Исследователи отмечали, что и в действиях, и в речах Костанжогло есть что-то от творца, разумно распорядившегося подвластным ему миром. Но чичиковская мысль — «да, видно, что живет хозяин-туз» (там же) — не позволяет укрепить, развить какую-либо одну из возникающих в сознании аналогий. Костанжогло — «колдун», «хозяин-туз», творец — предстает как «необыкновенный человек». Это определение, неоднократно встречающееся в тексте, объединяет автора, Чичикова, Платонова, Хлобуева; необыкновенные способности Костанжогло ни у кого не вызывают сомнения.
Конечно, не случайно автор достаточно долго не позволяет читателю самому убедиться в исключительности героя. Читатель уже многое услышал о нем, увидел стройные его леса, крепкие крестьянские избы и церкви в принадлежащих помещику деревнях. Чичиков входит уже и в дом его, а хозяина все еще нет. Автор, на первый взгляд, использует прием, знакомый нам по первому тому. Имение, его внешний облик и интерьер характеризуют владельца. Но, оказывается, соотношение дома и хозяина в данном случае иное. Чичиков оглядывается вокруг себя, рассматривает «жилище этого необыкновенного человека… думая по нем отыскать свойства самого хозяина… но нельзя было вывести никакого заключения» (VII, 58–59). В доме Костанжогло не было «ни фресков, ни картин, ни бронз, ни цветов, ни этажерок с фарфором, ни даже книг» (VII, 59). Издавна контекст культуры, определенные его атрибуты характеризуют или приоткрывают духовный строй личности. Ни картин, ни фарфора, ни цветов не может быть в монашеской келье. Костанжогло — не монах, но ему свойствен своего рода бытовой аскетизм, он не любит лишних, тем более ненужных вещей; он не привык украшать жизнь, предпочитая ее строить. Те критерии, которыми литература измеряла человеческую личность, ее внутренний мир, привычки, психологический склад, не годятся для Костанжогло. Это новый герой литературы, главное для которого — «прочное дело жизни».
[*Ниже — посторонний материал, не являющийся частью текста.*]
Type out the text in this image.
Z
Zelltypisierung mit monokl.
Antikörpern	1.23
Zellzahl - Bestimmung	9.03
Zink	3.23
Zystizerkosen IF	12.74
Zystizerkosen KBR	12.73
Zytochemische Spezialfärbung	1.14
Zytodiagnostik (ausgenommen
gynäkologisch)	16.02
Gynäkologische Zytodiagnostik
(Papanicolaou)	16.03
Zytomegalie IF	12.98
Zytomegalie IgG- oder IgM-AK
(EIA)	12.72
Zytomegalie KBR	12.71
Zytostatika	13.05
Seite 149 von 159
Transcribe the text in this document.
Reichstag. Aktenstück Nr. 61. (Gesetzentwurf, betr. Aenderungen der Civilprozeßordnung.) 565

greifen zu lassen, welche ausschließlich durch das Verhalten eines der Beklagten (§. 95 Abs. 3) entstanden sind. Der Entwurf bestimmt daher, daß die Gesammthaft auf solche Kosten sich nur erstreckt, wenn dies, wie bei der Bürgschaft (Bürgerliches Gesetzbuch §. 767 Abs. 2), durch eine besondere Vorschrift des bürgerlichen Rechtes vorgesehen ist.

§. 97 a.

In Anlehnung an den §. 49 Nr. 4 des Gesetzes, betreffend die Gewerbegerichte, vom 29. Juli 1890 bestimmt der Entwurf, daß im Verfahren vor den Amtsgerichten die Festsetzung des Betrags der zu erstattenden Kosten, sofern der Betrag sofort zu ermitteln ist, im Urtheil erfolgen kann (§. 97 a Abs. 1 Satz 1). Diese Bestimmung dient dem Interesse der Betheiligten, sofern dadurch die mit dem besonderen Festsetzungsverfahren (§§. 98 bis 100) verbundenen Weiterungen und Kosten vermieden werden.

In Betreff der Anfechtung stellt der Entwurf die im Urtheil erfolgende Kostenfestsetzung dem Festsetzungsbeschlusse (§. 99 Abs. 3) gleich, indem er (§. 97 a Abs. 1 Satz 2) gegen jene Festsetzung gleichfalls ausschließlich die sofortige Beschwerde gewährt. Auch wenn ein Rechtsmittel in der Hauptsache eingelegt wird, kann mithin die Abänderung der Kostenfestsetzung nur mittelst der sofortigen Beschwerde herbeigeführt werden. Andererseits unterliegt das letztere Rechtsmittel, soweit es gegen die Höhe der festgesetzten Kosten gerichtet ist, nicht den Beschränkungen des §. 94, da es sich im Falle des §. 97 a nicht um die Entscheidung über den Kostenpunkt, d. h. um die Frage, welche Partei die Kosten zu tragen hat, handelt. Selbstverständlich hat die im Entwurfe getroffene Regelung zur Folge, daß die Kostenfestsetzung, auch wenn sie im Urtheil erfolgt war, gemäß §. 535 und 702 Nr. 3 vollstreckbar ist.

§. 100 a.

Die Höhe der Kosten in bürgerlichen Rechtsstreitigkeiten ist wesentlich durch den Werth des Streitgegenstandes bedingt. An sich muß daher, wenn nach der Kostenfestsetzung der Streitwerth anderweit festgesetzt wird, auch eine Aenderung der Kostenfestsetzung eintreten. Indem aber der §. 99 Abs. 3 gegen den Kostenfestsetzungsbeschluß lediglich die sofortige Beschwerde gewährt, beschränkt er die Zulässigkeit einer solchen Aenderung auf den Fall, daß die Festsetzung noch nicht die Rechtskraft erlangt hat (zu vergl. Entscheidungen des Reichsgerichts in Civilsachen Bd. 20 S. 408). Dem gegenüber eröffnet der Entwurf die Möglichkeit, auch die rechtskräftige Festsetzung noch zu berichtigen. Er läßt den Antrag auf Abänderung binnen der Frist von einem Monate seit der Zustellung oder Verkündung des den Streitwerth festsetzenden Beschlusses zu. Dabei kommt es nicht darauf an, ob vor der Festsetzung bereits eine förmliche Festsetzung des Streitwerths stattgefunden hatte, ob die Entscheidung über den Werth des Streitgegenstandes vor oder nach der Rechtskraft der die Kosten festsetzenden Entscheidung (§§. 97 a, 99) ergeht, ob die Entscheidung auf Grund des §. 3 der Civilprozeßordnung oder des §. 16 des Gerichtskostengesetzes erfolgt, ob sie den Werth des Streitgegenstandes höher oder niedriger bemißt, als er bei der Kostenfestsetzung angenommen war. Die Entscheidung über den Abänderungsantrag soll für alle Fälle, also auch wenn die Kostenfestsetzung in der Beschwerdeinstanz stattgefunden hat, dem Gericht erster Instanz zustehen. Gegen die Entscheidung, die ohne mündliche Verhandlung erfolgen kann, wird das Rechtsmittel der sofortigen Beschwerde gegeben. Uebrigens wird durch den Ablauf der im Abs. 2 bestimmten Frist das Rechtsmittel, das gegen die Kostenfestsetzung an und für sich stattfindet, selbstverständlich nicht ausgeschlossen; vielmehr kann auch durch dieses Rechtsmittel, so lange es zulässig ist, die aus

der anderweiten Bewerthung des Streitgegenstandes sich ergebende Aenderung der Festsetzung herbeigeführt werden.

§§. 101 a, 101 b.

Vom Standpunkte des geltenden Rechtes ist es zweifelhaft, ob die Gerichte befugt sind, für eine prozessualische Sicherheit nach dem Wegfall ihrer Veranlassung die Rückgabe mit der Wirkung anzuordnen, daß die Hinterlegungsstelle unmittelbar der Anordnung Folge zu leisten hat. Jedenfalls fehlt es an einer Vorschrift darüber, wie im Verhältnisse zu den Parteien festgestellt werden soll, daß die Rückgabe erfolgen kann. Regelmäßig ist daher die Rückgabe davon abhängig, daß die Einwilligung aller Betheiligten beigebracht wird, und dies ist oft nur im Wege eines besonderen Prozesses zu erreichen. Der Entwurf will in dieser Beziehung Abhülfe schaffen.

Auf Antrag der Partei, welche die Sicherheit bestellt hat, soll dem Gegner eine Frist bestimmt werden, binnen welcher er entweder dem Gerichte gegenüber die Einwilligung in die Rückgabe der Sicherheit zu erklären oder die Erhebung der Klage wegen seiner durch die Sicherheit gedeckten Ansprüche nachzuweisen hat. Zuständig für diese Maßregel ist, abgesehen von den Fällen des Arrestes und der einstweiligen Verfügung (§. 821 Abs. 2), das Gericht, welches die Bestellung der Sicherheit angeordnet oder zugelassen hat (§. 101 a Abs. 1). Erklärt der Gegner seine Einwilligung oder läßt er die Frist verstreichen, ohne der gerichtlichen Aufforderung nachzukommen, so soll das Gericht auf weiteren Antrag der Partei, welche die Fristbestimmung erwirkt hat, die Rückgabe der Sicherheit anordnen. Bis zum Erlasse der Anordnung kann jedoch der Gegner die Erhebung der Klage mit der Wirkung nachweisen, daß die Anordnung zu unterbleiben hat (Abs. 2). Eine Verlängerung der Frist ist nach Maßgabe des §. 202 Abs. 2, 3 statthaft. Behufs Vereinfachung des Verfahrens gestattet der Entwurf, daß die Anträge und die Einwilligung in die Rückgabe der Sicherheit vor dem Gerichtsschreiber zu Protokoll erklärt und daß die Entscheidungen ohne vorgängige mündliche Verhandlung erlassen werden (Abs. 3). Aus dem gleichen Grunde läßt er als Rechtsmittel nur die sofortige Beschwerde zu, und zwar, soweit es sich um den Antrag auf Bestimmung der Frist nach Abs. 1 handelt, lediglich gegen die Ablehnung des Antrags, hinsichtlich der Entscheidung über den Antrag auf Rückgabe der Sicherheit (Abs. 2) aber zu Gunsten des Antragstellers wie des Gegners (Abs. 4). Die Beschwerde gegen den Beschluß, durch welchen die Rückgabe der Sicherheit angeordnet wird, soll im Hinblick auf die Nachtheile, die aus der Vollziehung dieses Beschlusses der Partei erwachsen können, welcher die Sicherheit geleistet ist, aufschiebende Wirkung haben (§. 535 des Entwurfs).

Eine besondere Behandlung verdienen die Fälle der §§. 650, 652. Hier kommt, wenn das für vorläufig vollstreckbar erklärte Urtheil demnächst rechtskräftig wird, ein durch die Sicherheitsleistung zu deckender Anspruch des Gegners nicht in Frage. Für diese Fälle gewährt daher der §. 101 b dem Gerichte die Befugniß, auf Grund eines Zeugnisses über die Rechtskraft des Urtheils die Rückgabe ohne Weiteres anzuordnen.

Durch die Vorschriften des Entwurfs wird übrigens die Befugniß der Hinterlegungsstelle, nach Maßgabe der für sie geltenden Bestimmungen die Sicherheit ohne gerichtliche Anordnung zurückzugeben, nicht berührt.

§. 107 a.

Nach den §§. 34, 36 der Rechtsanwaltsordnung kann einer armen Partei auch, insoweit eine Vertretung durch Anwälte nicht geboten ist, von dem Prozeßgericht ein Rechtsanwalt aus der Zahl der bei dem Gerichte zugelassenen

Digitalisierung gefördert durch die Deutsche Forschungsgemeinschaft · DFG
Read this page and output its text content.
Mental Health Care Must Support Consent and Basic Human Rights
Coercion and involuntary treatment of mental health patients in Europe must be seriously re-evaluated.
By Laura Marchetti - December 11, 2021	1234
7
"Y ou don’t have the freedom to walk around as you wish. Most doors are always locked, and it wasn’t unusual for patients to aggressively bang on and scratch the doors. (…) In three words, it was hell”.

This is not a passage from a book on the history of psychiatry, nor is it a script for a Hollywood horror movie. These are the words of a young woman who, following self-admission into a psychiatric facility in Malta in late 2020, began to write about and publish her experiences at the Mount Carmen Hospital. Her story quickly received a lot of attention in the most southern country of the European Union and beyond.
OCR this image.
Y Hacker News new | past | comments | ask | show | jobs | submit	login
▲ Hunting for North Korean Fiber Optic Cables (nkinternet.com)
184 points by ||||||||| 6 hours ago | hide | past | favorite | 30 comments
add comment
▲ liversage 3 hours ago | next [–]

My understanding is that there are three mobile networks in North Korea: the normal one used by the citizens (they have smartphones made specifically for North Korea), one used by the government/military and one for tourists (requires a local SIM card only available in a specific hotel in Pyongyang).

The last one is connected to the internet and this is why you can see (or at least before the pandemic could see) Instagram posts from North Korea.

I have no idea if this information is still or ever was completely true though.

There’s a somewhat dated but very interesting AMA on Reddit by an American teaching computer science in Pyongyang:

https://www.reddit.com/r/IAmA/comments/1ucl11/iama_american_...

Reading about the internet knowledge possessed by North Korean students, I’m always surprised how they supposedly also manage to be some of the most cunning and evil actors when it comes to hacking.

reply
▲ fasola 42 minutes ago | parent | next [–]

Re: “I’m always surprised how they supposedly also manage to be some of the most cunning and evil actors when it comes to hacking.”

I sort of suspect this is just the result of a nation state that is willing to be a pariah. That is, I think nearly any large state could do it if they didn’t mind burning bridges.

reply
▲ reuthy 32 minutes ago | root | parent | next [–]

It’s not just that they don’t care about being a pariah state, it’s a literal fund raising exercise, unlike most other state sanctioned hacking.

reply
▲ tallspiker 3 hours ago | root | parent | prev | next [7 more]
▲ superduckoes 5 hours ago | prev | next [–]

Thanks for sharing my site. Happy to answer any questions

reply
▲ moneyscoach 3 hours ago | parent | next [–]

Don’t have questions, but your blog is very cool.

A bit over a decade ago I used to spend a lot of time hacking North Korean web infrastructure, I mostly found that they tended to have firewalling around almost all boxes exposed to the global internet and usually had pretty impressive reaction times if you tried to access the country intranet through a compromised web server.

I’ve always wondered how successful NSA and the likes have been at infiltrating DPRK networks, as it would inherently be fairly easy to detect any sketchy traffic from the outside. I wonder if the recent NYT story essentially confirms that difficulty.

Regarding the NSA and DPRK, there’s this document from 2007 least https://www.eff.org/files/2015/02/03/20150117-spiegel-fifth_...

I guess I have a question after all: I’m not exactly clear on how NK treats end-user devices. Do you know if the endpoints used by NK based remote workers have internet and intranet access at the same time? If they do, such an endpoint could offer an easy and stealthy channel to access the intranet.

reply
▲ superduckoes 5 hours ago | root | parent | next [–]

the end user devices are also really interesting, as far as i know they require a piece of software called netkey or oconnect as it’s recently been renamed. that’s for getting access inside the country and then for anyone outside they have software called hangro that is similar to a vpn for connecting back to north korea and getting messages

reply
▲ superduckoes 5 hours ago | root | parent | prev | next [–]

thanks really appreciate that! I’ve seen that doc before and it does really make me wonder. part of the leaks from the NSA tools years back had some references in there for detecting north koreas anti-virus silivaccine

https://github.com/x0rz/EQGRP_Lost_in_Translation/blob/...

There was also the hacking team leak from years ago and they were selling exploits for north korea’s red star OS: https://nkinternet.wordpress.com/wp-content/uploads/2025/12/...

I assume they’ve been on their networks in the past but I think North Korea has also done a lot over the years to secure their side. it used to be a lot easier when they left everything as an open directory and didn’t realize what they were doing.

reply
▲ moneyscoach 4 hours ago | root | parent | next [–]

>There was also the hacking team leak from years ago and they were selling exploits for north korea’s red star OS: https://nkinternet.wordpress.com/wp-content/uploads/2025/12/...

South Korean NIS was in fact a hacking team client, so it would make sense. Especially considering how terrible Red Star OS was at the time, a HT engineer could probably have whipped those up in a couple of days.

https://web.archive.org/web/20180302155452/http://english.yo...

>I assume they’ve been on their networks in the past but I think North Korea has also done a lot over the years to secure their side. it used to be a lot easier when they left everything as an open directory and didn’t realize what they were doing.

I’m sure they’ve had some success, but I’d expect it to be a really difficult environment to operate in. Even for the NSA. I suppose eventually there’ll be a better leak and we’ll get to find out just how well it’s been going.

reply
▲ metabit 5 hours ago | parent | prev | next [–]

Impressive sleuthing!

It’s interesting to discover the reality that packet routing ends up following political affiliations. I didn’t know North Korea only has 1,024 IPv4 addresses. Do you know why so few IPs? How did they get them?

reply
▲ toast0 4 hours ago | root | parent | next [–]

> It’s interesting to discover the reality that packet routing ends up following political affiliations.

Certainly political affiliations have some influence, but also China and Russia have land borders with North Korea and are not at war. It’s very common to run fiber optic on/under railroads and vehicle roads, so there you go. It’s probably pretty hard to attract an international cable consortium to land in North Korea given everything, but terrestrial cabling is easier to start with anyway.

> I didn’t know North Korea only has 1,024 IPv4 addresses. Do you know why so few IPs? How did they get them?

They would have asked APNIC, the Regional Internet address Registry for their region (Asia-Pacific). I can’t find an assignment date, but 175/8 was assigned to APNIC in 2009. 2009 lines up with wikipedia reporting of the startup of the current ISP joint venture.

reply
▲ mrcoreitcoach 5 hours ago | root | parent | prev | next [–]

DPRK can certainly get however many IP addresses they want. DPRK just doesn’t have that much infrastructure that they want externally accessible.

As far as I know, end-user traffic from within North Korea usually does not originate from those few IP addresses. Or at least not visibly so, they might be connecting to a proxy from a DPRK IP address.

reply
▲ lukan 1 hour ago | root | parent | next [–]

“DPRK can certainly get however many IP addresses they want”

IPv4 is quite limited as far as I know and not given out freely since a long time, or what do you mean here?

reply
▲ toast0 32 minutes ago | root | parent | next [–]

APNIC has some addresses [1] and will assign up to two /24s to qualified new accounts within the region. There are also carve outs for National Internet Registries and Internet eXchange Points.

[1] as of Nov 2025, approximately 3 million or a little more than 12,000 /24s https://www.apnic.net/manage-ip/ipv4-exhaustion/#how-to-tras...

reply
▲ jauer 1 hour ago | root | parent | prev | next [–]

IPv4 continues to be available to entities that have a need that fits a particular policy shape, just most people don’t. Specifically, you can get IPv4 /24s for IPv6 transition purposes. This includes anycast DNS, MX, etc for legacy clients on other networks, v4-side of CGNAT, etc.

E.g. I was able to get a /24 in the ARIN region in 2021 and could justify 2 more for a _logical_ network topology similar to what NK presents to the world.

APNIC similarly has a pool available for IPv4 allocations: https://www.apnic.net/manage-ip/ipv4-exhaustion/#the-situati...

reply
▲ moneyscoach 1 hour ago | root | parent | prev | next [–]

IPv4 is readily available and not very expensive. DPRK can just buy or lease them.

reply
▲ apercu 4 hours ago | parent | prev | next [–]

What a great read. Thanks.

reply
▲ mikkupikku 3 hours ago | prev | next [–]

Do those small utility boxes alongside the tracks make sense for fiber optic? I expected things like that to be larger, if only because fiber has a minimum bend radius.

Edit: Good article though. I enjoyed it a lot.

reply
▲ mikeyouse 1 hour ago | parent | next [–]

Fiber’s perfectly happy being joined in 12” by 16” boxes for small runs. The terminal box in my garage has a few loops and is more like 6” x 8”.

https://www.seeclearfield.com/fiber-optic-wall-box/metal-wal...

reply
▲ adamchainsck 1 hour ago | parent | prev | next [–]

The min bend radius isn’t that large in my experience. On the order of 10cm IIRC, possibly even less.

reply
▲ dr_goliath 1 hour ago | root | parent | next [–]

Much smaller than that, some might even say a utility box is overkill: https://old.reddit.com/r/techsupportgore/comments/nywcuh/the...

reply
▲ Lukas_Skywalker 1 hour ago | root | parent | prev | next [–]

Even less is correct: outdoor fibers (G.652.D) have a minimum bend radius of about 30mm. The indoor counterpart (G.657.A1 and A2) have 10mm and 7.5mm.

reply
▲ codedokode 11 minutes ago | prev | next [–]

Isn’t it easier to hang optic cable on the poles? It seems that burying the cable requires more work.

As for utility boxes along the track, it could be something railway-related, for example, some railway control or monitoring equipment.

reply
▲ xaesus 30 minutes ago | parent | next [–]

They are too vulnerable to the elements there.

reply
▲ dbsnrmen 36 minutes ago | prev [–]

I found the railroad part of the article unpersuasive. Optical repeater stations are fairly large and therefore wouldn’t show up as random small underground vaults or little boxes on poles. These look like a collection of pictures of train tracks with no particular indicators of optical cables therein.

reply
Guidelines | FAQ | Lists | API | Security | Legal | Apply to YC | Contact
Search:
Дом для Костанжогло — не убежище от официозного и холодного внешнего мира, не место для уединения и сосредоточения, но и не чужое, безразличное пространство. Интерьер дома свидетельствует о том, что в нем живет человек-практик, что «главная жизнь» его «проходила вовсе не в четырех стенах комнаты, но в поле, и самые мысли не обдумывались заблаговременно сибаритским образом, у огня пред камином, в покойных креслах, но там же, на месте дела, приходили в голову, и там же… претворялись в дело» (VII, 59). Костанжогло — первый деловой человек в отечественной литературе, человек, органично и легко подчинивший все делу, ставшему существом его жизни.
Чичиков тоже практик, хотя и иного рода, с нетерпением ждет хозяина. Кого же он видит перед собой? — человека «лет сорока», «живой, смуглой наружности» (там же). Одежда, которую носит герой, говорит о том, что он о ней не думает. Облик Костанжогло «поразил Чичикова смуглостью лица, жесткостью черных волос, местами до времени поседевших, живым выраженьем глаз и каким-то желчным отпечатком пылкого южного происхождения» (VII, 61). Желчность, даже мрачность героя будет отмечена и позже. Он явный антипод Петуха, добродушно принимающего дары жизни и не задумывающегося о своем будущем. Но он противопоставлен не только хлебосольному Петру Петровичу, а и другому герою, рассказ о котором помещен в той же главе. Персонажи второго тома — еще раз обратим на это внимание — не расположены в некой линейной последовательности, каждый в контексте своей главы, как это было в первом томе, а сведены автором в единой плоскости, и читатель получает возможность тотчас их сравнивать. Не позволив Чичикову как следует познакомиться с Костанжогло, автор направляет его к полковнику Кошкареву, и только после этой встречи Костанжогло предстает перед Чичиковым и перед читателем в полный рост, и мы видим, что два героя заявлены автором как антиподы; индивидуальность каждого раскрывается именно в сопоставлении.